CSV file with one row per image. Integer X denotes the specific train/valid/test split, and could take values in {0, 1, 2} (these splits correspond exactly to the 3 splits used in our paper's experiments). Columns include the following:

- query_key
Filename of specific image, as a string. Example: "2977s1_0.png". See below for explanation of PatientIDStudyID_ImageID.png naming convention.
- view_classifier_split
String that indicates which standard data split for image-level view classifier this image belongs to within fold X. Options: {"train", "val", "test"}.
- diagnosis_classifier_split
String that indicates which standard data split for image-level diagnosis classifier this image belongs to within fold X. Options: {"train", "val", "test", "not_used"}.
- view_label
View label, as defined above.
- diagnosis_label
Diagnostic severity label, as defined above.
- SourceFolder
Folder that the image is located

Spec for TMED2_foldX_unlabeledpart.csv

CSV file with one row per image. Integer X denotes the specific train/valid/test split, and could take values in {0, 1, 2} (these splits correspond exactly to the 3 splits used in our paper's experiments). Columns include the following:

- query_key
Filename of specific image, as a string. Example: "2977s1_0.png". See below for explanation of PatientIDStudyID_ImageID.png naming convention.
- SourceFolder
Folder that the image is located

Images

Images are stored within a hierarchy of folders representing the sets that comprise TMED-2:

  • view_and_diagnosis_labeled_set/labeled/
  • view_and_diagnosis_labeled_set/unlabeled/
  • view_labeled_set/labeled/
  • view_labeled_set/unlabeled/
  • unlabeled_set/unlabeled/

Each set's labeled/ subfolder contains only images with view labels. Each set's unlabeled/ subfolder contains only images without any view labels.

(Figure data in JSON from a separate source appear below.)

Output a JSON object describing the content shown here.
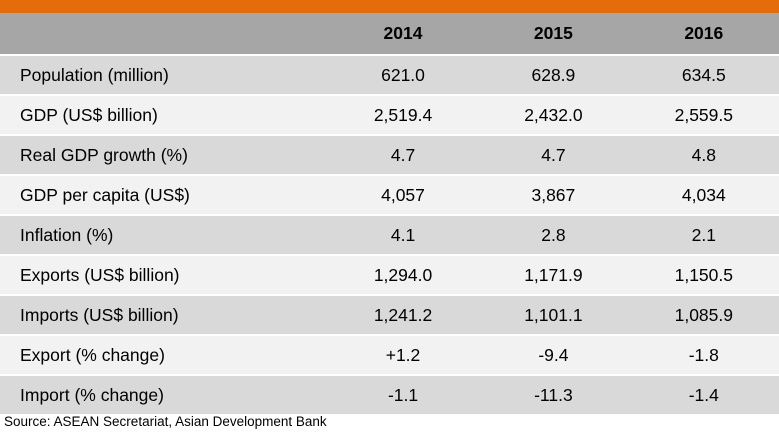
{
  "table": {
    "header": {
      "label": "",
      "years": [
        "2014",
        "2015",
        "2016"
      ]
    },
    "rows": [
      {
        "label": "Population (million)",
        "values": [
          "621.0",
          "628.9",
          "634.5"
        ]
      },
      {
        "label": "GDP (US$ billion)",
        "values": [
          "2,519.4",
          "2,432.0",
          "2,559.5"
        ]
      },
      {
        "label": "Real GDP growth (%)",
        "values": [
          "4.7",
          "4.7",
          "4.8"
        ]
      },
      {
        "label": "GDP per capita (US$)",
        "values": [
          "4,057",
          "3,867",
          "4,034"
        ]
      },
      {
        "label": "Inflation (%)",
        "values": [
          "4.1",
          "2.8",
          "2.1"
        ]
      },
      {
        "label": "Exports (US$ billion)",
        "values": [
          "1,294.0",
          "1,171.9",
          "1,150.5"
        ]
      },
      {
        "label": "Imports (US$ billion)",
        "values": [
          "1,241.2",
          "1,101.1",
          "1,085.9"
        ]
      },
      {
        "label": "Export (% change)",
        "values": [
          "+1.2",
          "-9.4",
          "-1.8"
        ]
      },
      {
        "label": "Import (% change)",
        "values": [
          "-1.1",
          "-11.3",
          "-1.4"
        ]
      }
    ]
  },
  "source": "Source: ASEAN Secretariat, Asian Development Bank",
  "colors": {
    "accent_bar": "#e46c0a",
    "header_bg": "#a6a6a6",
    "row_dark": "#d9d9d9",
    "row_light": "#f2f2f2"
  }
}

The individual image files are stored as 112x112 pixel grayscale PNG files within the appropriate folder.

For example, the fully-labeled set looks like:

- view_and_diagnosis_labeled_set/labeled/2977s1_0.png
- view_and_diagnosis_labeled_set/labeled/2977s1_1.png
- view_and_diagnosis_labeled_set/labeled/2977s1_2.png
...
- view_and_diagnosis_labeled_set/labeled/2977s1_19.png
- view_and_diagnosis_labeled_set/labeled/1907s2_0.png
- view_and_diagnosis_labeled_set/labeled/1907s2_1.png
- view_and_diagnosis_labeled_set/labeled/1907s2_2.png
...
- view_and_diagnosis_labeled_set/labeled/1907s2_24.png
...

The naming convention of these files is [PatientID]s[StudyID]_[ImageID].png.

  • PatientIDs are unique random identifiers (consistent across the whole dataset)
  • Each StudyID (counting up from 1) indicates one session of echocardiogram imagery captured on one day.
  • Each ImageID (counting up from 0) distinguishes each image within a subset. ImageID is not unique across even the labeled/ and unlabeled/ image sets, so please use the full path if you need a unique identifier.

Example code

See the TMED-2 Data Loading and Visualization Demo that loads the data, visualizes it and displays the corresponding labels.